What the constitution says is, your interpretation of what "maintain" means isn't.
It's one of the damnable reasons we have lawyers, judges and courts. There is a certain amount of ambiguity. You may well be right, I just don't read it that way. There may be supreme court precedent that expands on it
Last edited by Atlas; 05-06-2007 at 09:42 PM.
It also stands to reason that if the constitution did authorize a standing army, that there would be no reason for the commander in chief to have to go to congress to get a declaration of war. What was feared is that the very freedoms proptected by the constitution could quite easily be infringed upon by those representing government if a federal army existed.
Madison (the man many call the father of the constitution) said,
A standing military force, with an overgrown Executive will not long be safe companions to liberty. The means of defense against foreign danger have been always the instruments of tyranny at home. Among the Romans it was a standing maxim to excite a war, whenever a revolt was apprehended. Throughout all Europe, the armies kept up under the pretext of defending, have enslaved the people.
Does that sound to you like he supported it? If so, why did he not come right out and say the feds could maintain an army just as it authorized a navy to be maintained?
Last edited by Mystery; 05-06-2007 at 09:50 PM.

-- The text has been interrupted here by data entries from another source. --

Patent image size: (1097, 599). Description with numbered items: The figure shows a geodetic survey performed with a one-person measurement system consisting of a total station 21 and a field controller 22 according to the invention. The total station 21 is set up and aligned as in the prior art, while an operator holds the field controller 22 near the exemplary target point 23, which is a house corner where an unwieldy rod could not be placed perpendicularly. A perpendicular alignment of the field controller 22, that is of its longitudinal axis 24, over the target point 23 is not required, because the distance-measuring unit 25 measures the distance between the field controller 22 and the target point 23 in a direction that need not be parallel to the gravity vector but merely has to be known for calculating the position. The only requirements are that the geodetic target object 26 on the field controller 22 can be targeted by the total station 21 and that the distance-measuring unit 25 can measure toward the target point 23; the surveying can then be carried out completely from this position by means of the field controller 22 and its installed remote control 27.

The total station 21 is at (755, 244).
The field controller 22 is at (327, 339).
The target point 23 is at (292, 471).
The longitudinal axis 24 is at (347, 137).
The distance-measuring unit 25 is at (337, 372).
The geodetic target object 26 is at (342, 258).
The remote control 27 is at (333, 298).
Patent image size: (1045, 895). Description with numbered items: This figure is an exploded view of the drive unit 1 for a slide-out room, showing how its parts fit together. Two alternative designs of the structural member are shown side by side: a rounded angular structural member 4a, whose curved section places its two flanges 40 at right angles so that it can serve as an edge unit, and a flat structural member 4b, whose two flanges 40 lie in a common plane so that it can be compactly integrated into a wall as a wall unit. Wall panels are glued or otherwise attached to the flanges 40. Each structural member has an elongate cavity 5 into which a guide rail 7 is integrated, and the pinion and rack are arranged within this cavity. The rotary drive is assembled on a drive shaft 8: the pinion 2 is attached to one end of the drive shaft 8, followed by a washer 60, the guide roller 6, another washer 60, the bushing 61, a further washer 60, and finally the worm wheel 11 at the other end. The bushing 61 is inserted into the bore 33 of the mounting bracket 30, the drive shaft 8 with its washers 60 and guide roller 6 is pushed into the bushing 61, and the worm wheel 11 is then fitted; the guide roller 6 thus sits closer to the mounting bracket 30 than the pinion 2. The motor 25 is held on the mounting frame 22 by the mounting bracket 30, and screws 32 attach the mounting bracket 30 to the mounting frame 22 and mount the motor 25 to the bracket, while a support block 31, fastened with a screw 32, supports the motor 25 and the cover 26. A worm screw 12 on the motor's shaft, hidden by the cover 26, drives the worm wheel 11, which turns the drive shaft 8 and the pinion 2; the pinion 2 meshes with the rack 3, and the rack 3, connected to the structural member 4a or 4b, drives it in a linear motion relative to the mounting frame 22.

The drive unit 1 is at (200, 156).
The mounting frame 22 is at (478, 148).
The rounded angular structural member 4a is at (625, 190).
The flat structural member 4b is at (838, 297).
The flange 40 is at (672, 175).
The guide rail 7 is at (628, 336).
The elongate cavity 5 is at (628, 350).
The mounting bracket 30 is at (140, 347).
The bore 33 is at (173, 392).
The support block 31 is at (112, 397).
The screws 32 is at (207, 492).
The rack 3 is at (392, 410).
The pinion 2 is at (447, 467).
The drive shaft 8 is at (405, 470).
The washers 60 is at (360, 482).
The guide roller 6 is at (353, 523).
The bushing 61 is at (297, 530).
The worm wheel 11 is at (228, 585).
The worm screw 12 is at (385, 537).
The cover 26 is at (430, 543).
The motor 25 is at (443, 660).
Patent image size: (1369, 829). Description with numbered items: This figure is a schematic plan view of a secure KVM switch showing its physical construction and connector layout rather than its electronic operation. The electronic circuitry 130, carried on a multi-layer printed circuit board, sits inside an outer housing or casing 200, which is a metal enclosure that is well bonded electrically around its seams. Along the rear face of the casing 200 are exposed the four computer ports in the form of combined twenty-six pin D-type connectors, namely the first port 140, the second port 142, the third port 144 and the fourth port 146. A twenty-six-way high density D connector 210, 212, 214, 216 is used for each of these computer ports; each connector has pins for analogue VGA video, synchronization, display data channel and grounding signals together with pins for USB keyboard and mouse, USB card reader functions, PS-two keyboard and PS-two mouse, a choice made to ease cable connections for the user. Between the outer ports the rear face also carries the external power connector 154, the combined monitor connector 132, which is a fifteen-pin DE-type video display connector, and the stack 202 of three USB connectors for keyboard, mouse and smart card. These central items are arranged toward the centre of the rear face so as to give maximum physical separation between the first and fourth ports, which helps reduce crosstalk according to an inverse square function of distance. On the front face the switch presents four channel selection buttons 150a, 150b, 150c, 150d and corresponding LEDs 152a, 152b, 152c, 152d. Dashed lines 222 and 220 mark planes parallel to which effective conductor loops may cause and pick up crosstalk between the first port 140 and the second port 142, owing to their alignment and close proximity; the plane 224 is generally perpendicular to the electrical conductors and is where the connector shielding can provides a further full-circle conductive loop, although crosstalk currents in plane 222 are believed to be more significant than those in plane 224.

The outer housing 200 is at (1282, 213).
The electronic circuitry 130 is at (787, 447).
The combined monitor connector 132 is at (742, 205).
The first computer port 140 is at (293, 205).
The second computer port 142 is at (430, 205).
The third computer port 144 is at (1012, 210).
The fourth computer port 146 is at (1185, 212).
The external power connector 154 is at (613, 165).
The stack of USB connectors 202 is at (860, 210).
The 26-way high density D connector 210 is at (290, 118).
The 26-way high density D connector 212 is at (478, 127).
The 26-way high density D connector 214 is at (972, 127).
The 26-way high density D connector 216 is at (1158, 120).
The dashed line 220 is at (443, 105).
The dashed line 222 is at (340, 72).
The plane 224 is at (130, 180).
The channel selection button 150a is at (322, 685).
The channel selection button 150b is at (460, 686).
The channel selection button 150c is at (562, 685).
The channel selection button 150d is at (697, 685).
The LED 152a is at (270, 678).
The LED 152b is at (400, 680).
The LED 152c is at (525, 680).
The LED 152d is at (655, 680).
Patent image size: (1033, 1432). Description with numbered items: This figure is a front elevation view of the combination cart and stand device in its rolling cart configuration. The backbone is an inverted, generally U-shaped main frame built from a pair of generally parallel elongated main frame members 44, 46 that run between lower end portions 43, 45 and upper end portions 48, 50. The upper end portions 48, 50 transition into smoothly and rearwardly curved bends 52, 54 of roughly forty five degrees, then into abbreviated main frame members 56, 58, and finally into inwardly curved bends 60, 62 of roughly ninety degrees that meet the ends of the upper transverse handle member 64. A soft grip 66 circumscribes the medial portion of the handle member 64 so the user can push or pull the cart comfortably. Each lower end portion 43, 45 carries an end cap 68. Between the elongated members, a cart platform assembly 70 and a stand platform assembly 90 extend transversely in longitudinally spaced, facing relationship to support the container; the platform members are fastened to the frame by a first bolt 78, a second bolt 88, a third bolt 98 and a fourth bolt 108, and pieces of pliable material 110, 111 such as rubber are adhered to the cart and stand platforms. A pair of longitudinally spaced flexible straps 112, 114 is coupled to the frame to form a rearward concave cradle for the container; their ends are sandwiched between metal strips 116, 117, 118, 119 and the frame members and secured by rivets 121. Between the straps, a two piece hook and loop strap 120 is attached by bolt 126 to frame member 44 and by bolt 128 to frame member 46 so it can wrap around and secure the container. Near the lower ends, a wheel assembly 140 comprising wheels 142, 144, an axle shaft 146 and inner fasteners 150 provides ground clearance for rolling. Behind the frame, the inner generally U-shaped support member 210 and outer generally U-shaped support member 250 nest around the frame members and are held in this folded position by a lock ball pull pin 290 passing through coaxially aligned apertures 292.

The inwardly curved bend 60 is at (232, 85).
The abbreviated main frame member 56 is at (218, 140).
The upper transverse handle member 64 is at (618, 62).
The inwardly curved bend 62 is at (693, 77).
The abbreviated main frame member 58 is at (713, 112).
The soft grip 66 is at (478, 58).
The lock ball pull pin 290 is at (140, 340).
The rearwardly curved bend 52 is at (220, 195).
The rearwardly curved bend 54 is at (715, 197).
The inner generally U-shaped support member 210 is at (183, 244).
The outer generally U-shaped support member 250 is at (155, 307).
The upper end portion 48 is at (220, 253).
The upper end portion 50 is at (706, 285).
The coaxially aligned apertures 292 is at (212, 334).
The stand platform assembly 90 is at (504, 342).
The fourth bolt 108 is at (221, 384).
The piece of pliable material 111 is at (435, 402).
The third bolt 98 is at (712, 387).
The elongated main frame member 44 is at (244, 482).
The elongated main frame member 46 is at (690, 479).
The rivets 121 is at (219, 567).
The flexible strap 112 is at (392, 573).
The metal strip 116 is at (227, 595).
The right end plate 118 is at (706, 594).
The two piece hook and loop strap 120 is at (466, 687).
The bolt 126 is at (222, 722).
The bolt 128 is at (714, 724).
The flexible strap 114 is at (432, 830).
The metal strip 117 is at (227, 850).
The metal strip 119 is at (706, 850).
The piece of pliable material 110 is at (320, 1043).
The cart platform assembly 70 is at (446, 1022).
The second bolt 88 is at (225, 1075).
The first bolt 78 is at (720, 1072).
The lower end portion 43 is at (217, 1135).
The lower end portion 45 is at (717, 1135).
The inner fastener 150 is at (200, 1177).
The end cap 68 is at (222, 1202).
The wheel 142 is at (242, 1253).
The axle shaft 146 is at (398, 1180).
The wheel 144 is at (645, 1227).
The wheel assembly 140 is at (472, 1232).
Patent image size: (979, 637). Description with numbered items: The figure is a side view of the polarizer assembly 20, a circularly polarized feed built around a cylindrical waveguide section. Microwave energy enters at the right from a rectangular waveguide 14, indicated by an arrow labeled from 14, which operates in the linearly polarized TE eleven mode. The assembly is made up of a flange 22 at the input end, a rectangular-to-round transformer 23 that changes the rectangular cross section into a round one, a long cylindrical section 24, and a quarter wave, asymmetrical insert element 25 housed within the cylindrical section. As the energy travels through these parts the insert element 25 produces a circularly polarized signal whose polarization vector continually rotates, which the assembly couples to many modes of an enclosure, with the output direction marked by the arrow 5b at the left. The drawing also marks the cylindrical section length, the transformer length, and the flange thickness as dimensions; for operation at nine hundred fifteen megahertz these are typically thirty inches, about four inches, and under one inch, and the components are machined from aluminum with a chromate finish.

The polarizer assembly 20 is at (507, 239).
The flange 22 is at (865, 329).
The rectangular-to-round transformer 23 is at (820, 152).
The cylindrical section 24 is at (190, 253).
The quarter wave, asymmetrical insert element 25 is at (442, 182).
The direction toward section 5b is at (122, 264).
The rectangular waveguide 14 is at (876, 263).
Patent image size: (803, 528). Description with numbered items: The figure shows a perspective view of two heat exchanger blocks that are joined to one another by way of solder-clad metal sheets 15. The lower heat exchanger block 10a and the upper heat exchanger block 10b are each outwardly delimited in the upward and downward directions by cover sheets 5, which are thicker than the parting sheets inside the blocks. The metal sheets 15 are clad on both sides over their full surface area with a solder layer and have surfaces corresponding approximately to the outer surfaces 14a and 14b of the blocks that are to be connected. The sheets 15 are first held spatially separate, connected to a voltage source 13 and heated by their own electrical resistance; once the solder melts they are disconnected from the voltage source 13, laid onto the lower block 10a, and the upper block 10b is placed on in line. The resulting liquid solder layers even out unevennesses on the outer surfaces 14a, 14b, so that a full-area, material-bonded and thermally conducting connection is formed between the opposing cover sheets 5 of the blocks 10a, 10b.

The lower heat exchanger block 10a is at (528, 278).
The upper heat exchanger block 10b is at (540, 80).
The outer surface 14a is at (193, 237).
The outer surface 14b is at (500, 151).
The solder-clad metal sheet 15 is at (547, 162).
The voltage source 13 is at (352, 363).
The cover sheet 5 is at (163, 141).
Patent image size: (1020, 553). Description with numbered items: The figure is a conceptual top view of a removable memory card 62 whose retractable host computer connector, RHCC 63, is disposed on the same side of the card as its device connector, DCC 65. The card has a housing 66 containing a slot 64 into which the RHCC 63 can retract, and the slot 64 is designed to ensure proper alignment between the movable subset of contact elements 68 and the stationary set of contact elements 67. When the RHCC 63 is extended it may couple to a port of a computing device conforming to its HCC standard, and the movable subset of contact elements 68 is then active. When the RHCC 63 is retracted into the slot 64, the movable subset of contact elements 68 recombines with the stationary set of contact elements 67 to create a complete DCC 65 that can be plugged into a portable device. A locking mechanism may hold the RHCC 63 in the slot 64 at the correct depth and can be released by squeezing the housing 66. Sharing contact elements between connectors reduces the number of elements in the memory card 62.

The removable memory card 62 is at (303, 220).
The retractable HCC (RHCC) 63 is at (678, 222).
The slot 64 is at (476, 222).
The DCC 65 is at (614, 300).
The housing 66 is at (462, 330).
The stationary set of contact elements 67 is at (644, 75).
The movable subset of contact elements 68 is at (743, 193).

Now, IMO, therein lies a true insult to the constitution, in that no president has gone to congress to ask for a declaration of war before acting since Roosevelt. And congress has yet to stop it by acting with the pursestrings. In fact, the congress abrogated their constitutional duty and handed that power over to the executive.
I agree about the war declaration. The executive office is sworn to uphold the constitution, and if unconstitutional orders are given to the military (as in undeclared wars), they should not be followed. The military in Iraq is not defending the constitution of this country; they are following their oath to the commander in chief instead. That's not how it should be working. Obviously.
On your second point we agree on the premise, but not on the method.
If the presidents have given illegal orders, it has been with the implicit permission of the legislative and the judicial, neither of whom has meaningfully intervened.
It is definitely NOT for any part of the executive branch to interpret the constitutionality of what the executive is doing. IMO the framers were indeed afraid of a military government or junta
Last edited by Atlas; 05-06-2007 at 11:15 PM.